Egypt’s central bank weakened the value of the Egyptian pound against the dollar Sunday for the second time in a week.
The bank said in a statement that it weakened the pound at an auction, dropping the value from 7.83 to 7.93 pounds per dollar.
The central bank has allowed commercial banks a wider margin for selling and buying dollars since January, at 0.10 pounds above or below the official rate.
The central bank effectively controls the value of the domestic currency in regular foreign-currency auctions. This is the weakest the pound has been since the Egyptian government introduced the auction system in December 2012 aimed at regulating devaluation.
The new rate could boost much-needed foreign investment, as investors and economists see the currency as overvalued.
“We should be expecting gradual and managed movement,” said Hany Farhat, senior economist at CI Capital. He said the move was expected, and that his firm forecasts the pound will continue to weaken and reach 8.2 to the dollar by the end of the year.
Meanwhile, Egypt’s foreign-currency reserves continue to drop. Many economists say propping up the pound was a factor in the depletion of Egypt’s foreign-currency reserves. The bank reported that reserves fell 9.7 percent in September to $16.3 billion. Years of unrest since the 2011 overthrow of long-time autocrat Hosni Mubarak were already taking a heavy toll on sources of foreign currency, such as foreign investment and Egypt’s vital tourism sector.

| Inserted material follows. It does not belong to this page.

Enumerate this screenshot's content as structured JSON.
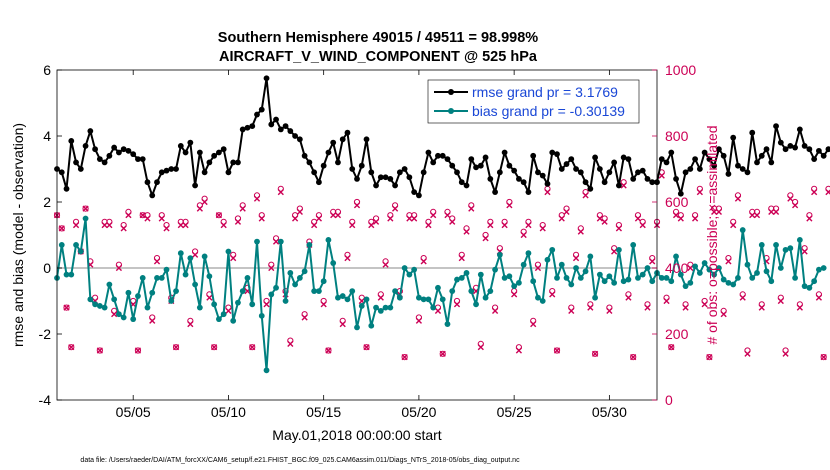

Farhat said devaluation by itself will not be enough. “It’s a basic step toward more coherent (foreign exchange) management policies and will be accompanied by other policy measures as well.”
“We have to solve the problem from the root cause,” Egypt’s Minister of Investment Ashraf Salman told a group of business leaders last week. “We’re trying to restructure the trade balance in order to reach a proper gap,” he said, as imports far exceeded exports last year.
Salman said the government is aiming to boost exports in fertilizer and cement, along with standardizing the quality of imports by the end of the calendar year.
Egypt’s government is trying to send the message that the country is open for business, after struggling since the 2011 uprising that ousted Mubarak. It has launched a series of ambitious mega-projects and pushed through a host of tough measures, including slashing fuel subsidies and amending the property-tax law.